米政府系メディア 中国のネット検閲、対策強化
迂回ツール開発計画「自由獲得への一撃」
米政府系放送局を管轄する「米グローバルメディア局(USAGM)」は、中国などが、インターネットを通じて入ってくる情報を遮断するために設けているファイアウオールを回避するための新たな取り組みを始めることを明らかにした。
米国は2016年に、中国、イランなどの全体主義国による、ネットへのアクセス制限に対処するためにUSAGMに「インターネット自由室(OIF)」を設置した。ところがUSAGMのCEO、マイケル・パック氏は、OIFの活動がこれまで、事実上、停止されてきたと指摘、「OIFを脇に追いやっていたこれまでの幹部とは違い、インターネットファイアウオール迂回(うかい)を最優先とする。情報へのアクセスを可能にすることは、自由獲得への一撃となる」と従来の方針を転換することを強調した。
パック氏は6月のCEO着任後、ラジオディレクター全員を解雇、局内の立て直しを進めている。
パック氏はさらに、ファイアウオールを突破するためのツールの開発を進めていることを明らかにした。
USAGMによると、サイフォン、ACIなど検閲迂回ツールを開発している複数の企業とすでに契約を交わしており、今後さらに提携企業を増やす計画だという。
パック氏は「USAGMは、インターネットの自由のための安全で効果的なツールを開発、資金提供していくことで、表現の自由を拡大していく。最終的には、世界中で自由のために戦うジャーナリスト、活動家らが検閲と監視を回避できるようにする技術の開発を支援する」と述べた。
中国は、「グレート・ファイアウオール」と呼ばれる情報検閲システムを運用、世界的にも厳しいインターネットアクセス制限を課すことで、国内の情報、ニュースを管理している。
米当局者らによると、ネット検閲にはイランとロシアも意欲的に取り組んでいる。
「ボイス・オブ・アメリカ(VOA)」「ラジオ・フリー・アジア(RFA)」などの政府系ラジオ放送を運営するUSAGMの年間予算は8億㌦。
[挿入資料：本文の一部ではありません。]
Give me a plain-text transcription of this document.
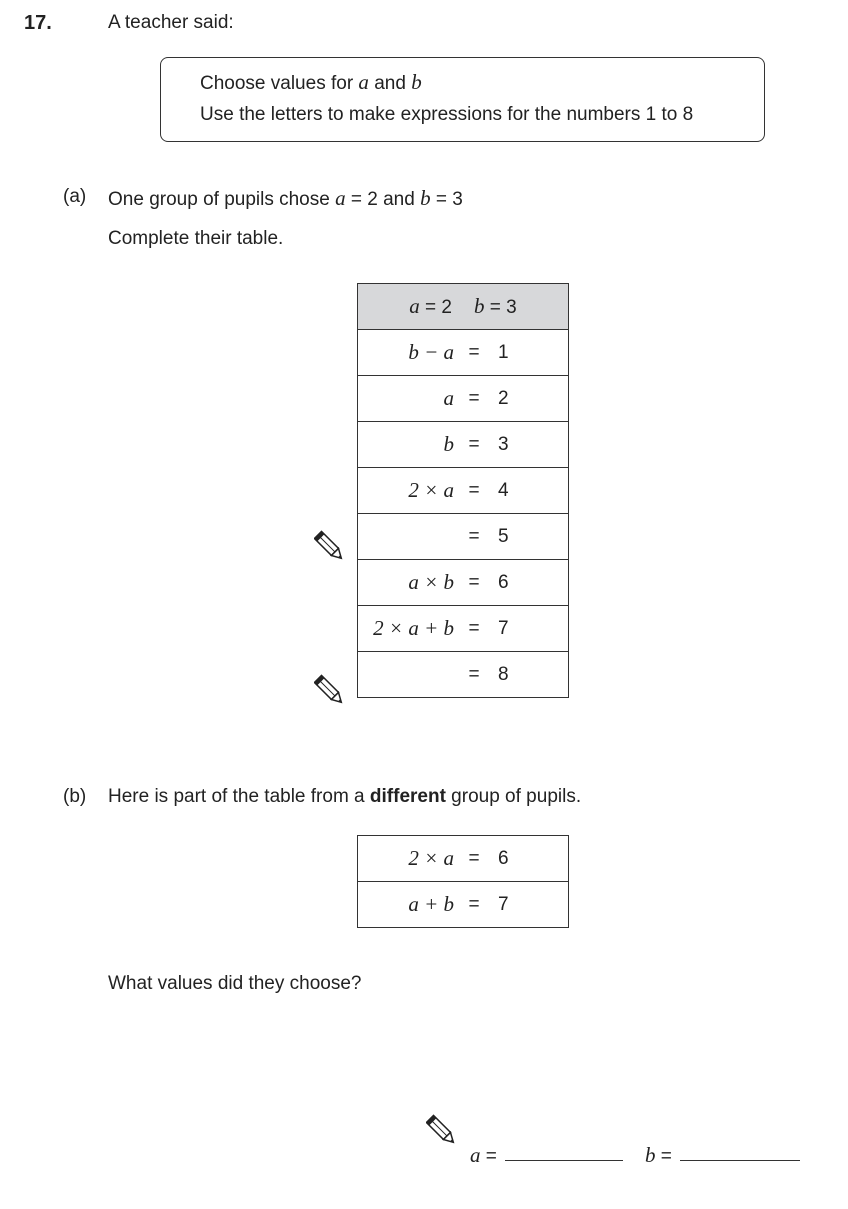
17.	A teacher said:
Choose values for a and b
Use the letters to make expressions for the numbers 1 to 8
(a) One group of pupils chose a = 2 and b = 3
Complete their table.
a = 2 b = 3

b − a = 1

a = 2

b = 3

2 × a = 4

= 5

a × b = 6

2 × a + b = 7

= 8
(b) Here is part of the table from a different group of pupils.
2 × a = 6

a + b = 7
What values did they choose?
a =	b =
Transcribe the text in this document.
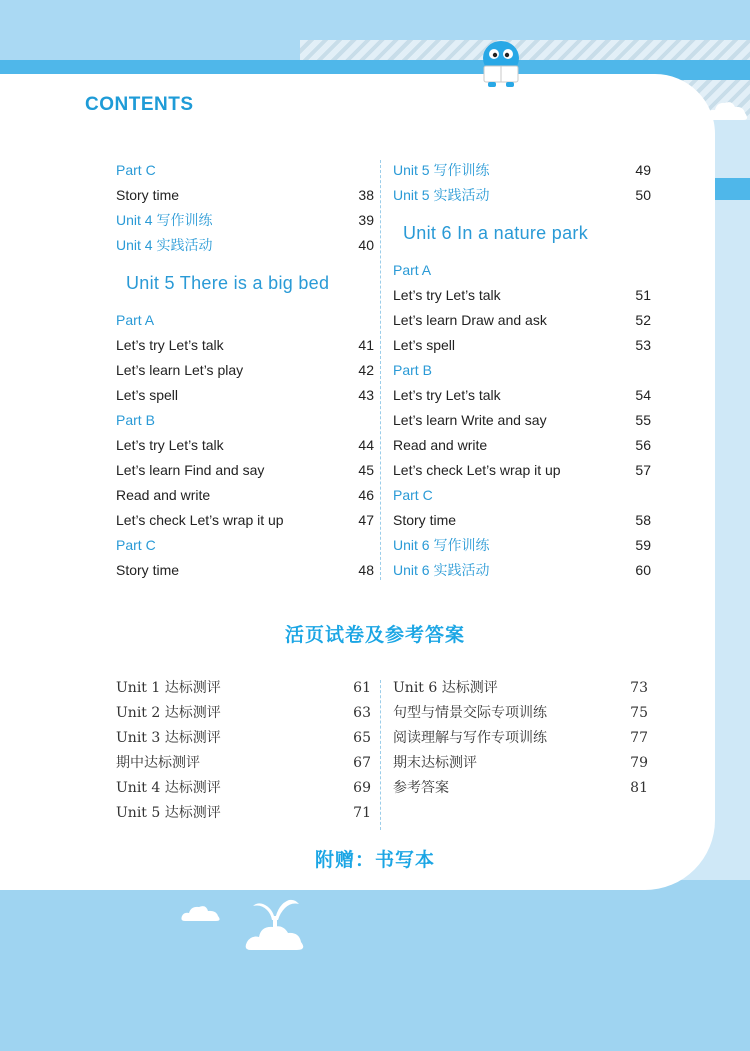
CONTENTS
Part C
Story time	38
Unit 4 写作训练	39
Unit 4 实践活动	40
Unit 5 There is a big bed
Part A
Let’s try Let’s talk	41
Let’s learn Let’s play	42
Let’s spell	43
Part B
Let’s try Let’s talk	44
Let’s learn Find and say	45
Read and write	46
Let’s check Let’s wrap it up	47
Part C
Story time	48
Unit 5 写作训练	49
Unit 5 实践活动	50
Unit 6 In a nature park
Part A
Let’s try Let’s talk	51
Let’s learn Draw and ask	52
Let’s spell	53
Part B
Let’s try Let’s talk	54
Let’s learn Write and say	55
Read and write	56
Let’s check Let’s wrap it up	57
Part C
Story time	58
Unit 6 写作训练	59
Unit 6 实践活动	60
活页试卷及参考答案
Unit 1 达标测评	61
Unit 2 达标测评	63
Unit 3 达标测评	65
期中达标测评	67
Unit 4 达标测评	69
Unit 5 达标测评	71
Unit 6 达标测评	73
句型与情景交际专项训练	75
阅读理解与写作专项训练	77
期末达标测评	79
参考答案	81
附赠：书写本
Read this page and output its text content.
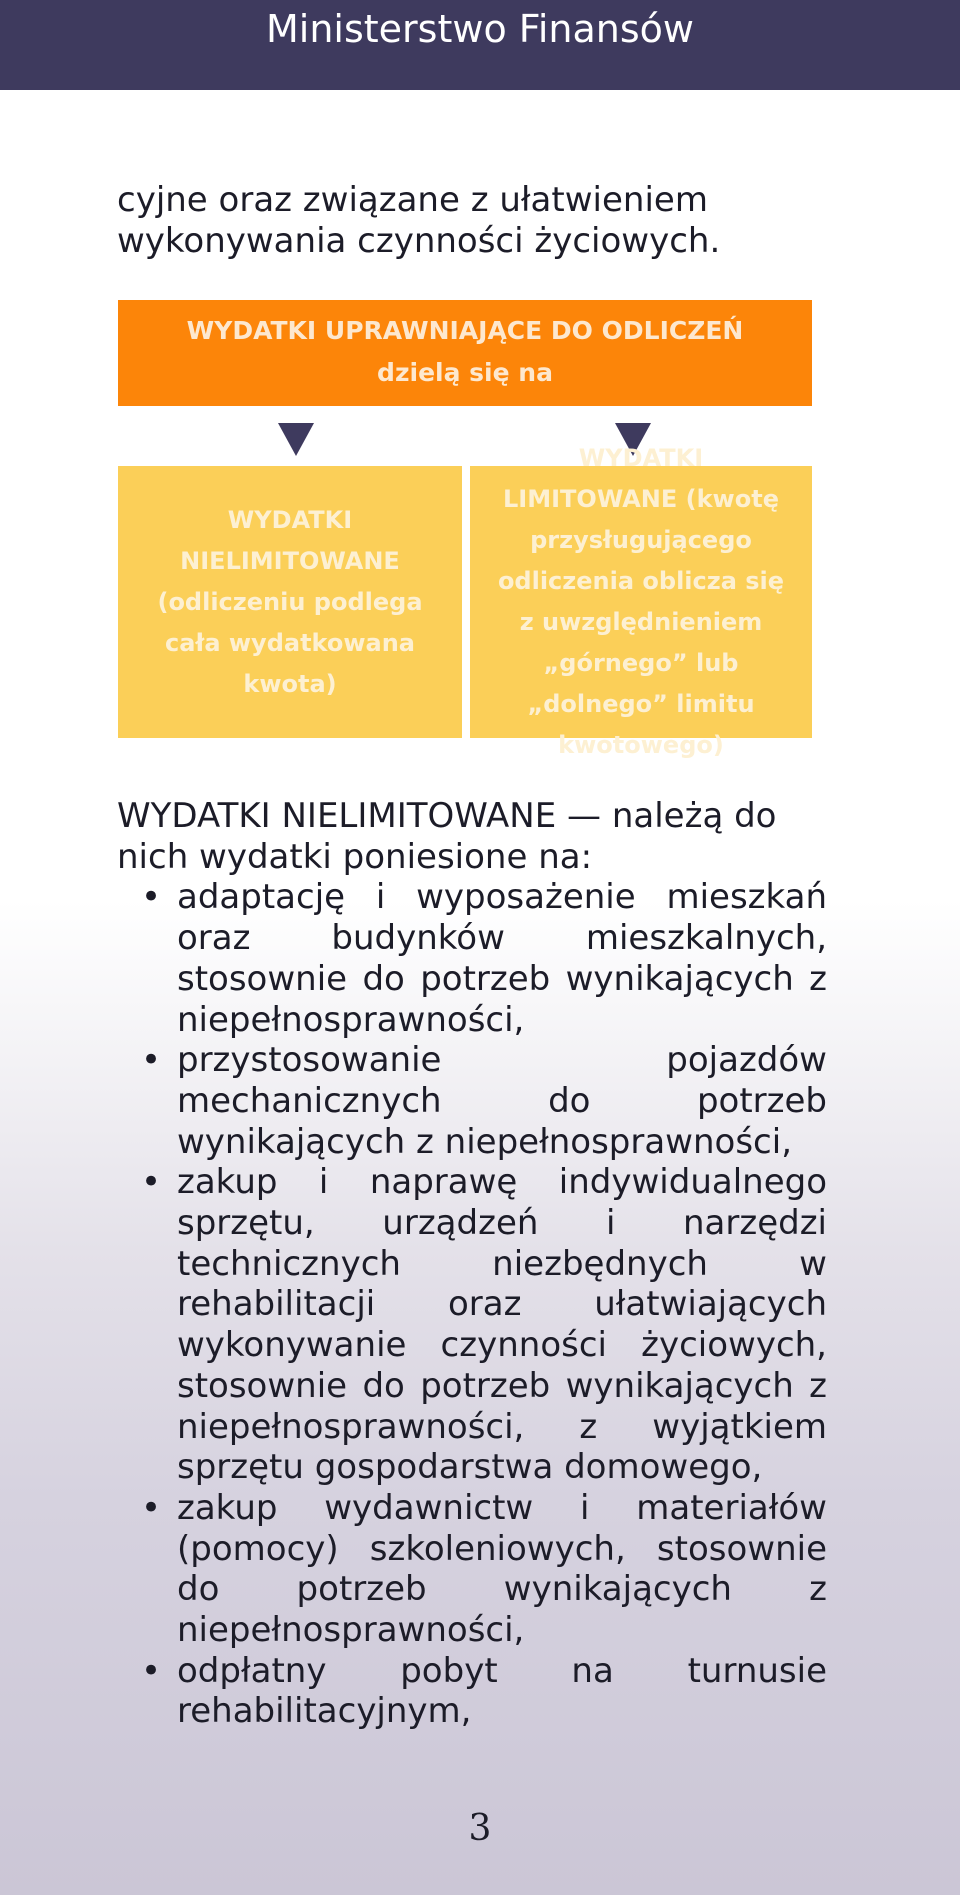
Ministerstwo Finansów

cyjne oraz związane z ułatwieniem wykonywania czynności życiowych.

WYDATKI UPRAWNIAJĄCE DO ODLICZEŃ
dzielą się na
WYDATKI NIELIMITOWANE (odliczeniu podlega cała wydatkowana kwota)
WYDATKI LIMITOWANE (kwotę przysługującego odliczenia oblicza się z uwzględnieniem „górnego” lub „dolnego” limitu kwotowego)

WYDATKI NIELIMITOWANE — należą do nich wydatki poniesione na:

• adaptację i wyposażenie mieszkań oraz budynków mieszkalnych, stosownie do potrzeb wynikających z niepełnosprawności,
• przystosowanie pojazdów mechanicznych do potrzeb wynikających z niepełnosprawności,
• zakup i naprawę indywidualnego sprzętu, urządzeń i narzędzi technicznych niezbędnych w rehabilitacji oraz ułatwiających wykonywanie czynności życiowych, stosownie do potrzeb wynikających z niepełnosprawności, z wyjątkiem sprzętu gospodarstwa domowego,
• zakup wydawnictw i materiałów (pomocy) szkoleniowych, stosownie do potrzeb wynikających z niepełnosprawności,
• odpłatny pobyt na turnusie rehabilitacyjnym,
3
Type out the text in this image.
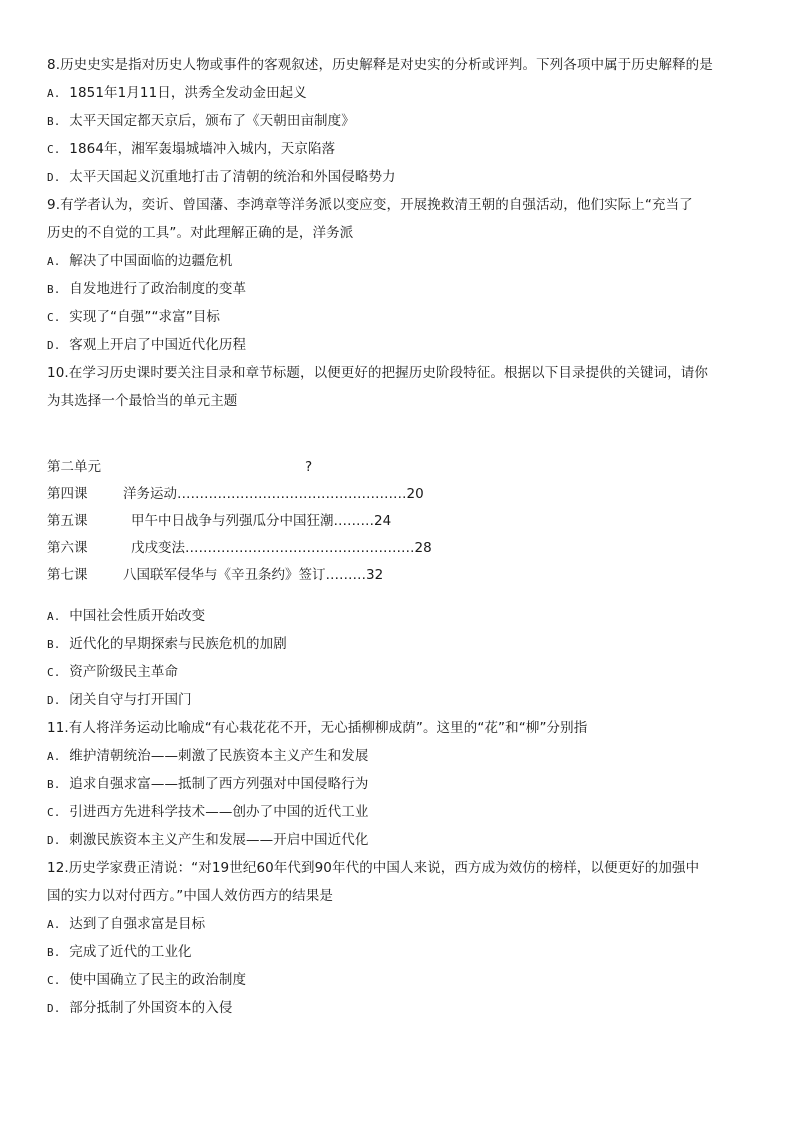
8.历史史实是指对历史人物或事件的客观叙述，历史解释是对史实的分析或评判。下列各项中属于历史解释的是
A. 1851年1月11日，洪秀全发动金田起义
B. 太平天国定都天京后，颁布了《天朝田亩制度》
C. 1864年，湘军轰塌城墙冲入城内，天京陷落
D. 太平天国起义沉重地打击了清朝的统治和外国侵略势力
9.有学者认为，奕䜣、曾国藩、李鸿章等洋务派以变应变，开展挽救清王朝的自强活动，他们实际上“充当了
历史的不自觉的工具”。对此理解正确的是，洋务派
A. 解决了中国面临的边疆危机
B. 自发地进行了政治制度的变革
C. 实现了“自强”“求富”目标
D. 客观上开启了中国近代化历程
10.在学习历史课时要关注目录和章节标题，以便更好的把握历史阶段特征。根据以下目录提供的关键词，请你
为其选择一个最恰当的单元主题
第二单元	?
第四课	洋务运动……………………………………………20
第五课	甲午中日战争与列强瓜分中国狂潮………24
第六课	戊戌变法……………………………………………28
第七课	八国联军侵华与《辛丑条约》签订………32
A. 中国社会性质开始改变
B. 近代化的早期探索与民族危机的加剧
C. 资产阶级民主革命
D. 闭关自守与打开国门
11.有人将洋务运动比喻成“有心栽花花不开，无心插柳柳成荫”。这里的“花”和“柳”分别指
A. 维护清朝统治——刺激了民族资本主义产生和发展
B. 追求自强求富——抵制了西方列强对中国侵略行为
C. 引进西方先进科学技术——创办了中国的近代工业
D. 刺激民族资本主义产生和发展——开启中国近代化
12.历史学家费正清说：“对19世纪60年代到90年代的中国人来说，西方成为效仿的榜样，以便更好的加强中
国的实力以对付西方。”中国人效仿西方的结果是
A. 达到了自强求富是目标
B. 完成了近代的工业化
C. 使中国确立了民主的政治制度
D. 部分抵制了外国资本的入侵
トランプ政権からは、米国の政策、価値観を伝えるための十分な働きをしていないと非難されてきた。
中国政府は、米国による中国通信企業への制裁に反発を強めている。18日には、米政府が中国通信機器大手ファーウェイへの新たな制裁を発表したことに強く反発。中国外務省の趙立堅副報道局長が「中国は、中国企業の正当な権利と利益を守るため必要な措置を取る」と主張した。米政府は以前から、ファーウェイが中国軍、情報機関とつながりがあり、安全保障上のリスクだと訴えてきた。